La celebración cristiana de la Pascua honra la resurrección de Jesús, el modelo absoluto de todo lo que es bueno. Él venció la muerte casi al término de su experiencia humana de sanar y redimir a la humanidad por medio de sus palabras y obras. La relevancia de este hecho se relaciona hoy con nuestro anhelo natural de elevarnos y salir de la desesperanza hacia un estado de paz y salvación. El acontecimiento incomparable de Jesús toca los corazones humanos con la presencia poderosa del Cristo, la Verdad; la Palabra viviente e intemporal de Dios que viene a cada uno de nosotros. Esta presencia práctica y activa, que nos despierta a la verdad espiritual de nuestro ser —nuestra semejanza divina— hace que la resurrección se relacione con los problemas que tenemos a diario hoy en esta época tan difícil.
El triunfo de Jesús mostró a toda la humanidad lo que significa vencer condiciones materiales insuperables. Mostró que las experiencias por las que pasamos no cambian nuestro ser real y verdadero. En otras palabras, la resurrección de Jesús nos dice que la vida y la bondad son inmortales. La muerte no tiene la última palabra. Así que surge la pregunta: ¿Cómo podemos redimir, superar o sanar las cosas terribles o difíciles que ocurren en nuestra propia vida? Jesús hizo la demostración suprema de lo que nosotros podemos hacer poco a poco en nuestra vida hoy.

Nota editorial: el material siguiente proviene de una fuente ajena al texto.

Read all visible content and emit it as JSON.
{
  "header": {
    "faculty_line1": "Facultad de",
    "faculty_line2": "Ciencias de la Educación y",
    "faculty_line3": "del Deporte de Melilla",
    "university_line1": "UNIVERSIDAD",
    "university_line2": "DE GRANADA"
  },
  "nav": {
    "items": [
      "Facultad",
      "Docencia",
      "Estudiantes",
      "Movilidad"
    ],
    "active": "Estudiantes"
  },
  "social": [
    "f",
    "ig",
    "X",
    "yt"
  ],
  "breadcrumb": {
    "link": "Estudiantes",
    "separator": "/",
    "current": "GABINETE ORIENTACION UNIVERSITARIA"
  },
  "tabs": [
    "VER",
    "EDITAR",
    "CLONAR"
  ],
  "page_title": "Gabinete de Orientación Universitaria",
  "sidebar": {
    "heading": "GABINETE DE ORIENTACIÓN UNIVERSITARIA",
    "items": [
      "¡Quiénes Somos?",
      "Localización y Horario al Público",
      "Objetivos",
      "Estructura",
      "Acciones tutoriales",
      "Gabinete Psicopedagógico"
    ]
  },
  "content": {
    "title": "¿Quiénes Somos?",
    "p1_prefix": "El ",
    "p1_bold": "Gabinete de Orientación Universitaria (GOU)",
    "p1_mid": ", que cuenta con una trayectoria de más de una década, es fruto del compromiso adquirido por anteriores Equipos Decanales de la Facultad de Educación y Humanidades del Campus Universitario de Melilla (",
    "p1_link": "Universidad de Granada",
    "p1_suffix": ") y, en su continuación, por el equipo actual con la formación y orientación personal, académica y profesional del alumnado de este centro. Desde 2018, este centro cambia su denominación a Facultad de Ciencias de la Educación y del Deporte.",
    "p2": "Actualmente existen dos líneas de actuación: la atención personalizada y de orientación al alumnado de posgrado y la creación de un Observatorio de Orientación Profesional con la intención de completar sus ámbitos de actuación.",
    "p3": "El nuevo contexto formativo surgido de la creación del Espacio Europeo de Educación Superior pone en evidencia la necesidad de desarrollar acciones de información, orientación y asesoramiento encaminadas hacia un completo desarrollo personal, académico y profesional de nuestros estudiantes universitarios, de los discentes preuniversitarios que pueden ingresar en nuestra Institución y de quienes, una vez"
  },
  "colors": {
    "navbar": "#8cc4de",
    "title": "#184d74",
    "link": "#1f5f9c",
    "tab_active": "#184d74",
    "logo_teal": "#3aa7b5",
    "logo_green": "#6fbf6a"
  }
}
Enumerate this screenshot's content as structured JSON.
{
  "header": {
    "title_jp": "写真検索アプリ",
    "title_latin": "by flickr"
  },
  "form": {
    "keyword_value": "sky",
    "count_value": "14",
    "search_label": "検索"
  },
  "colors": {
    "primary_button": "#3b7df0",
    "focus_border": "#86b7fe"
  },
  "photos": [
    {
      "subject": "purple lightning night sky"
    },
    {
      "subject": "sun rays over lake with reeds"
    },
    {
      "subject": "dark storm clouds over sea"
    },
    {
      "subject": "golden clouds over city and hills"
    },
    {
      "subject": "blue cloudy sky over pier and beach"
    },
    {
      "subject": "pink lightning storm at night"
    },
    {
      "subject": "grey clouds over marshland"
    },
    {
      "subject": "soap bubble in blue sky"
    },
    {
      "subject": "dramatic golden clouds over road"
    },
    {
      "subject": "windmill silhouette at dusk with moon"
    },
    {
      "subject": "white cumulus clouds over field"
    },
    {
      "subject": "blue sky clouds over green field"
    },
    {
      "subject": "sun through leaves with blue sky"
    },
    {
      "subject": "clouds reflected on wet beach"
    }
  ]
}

En una era materialista, tal vez parezca difícil comprender y aceptar cómo alguien puede recuperarse de lo que para nosotros parece ser un suceso irreversible, tal como la muerte. No obstante, muchos de nosotros resucitamos un sentimiento de alegría después de escuchar malas noticias. O sentimos esperanza después de desesperarnos por la situación del mundo. O bien, un sentido de propósito cuando un cambio lleva la vida en una dirección inesperada.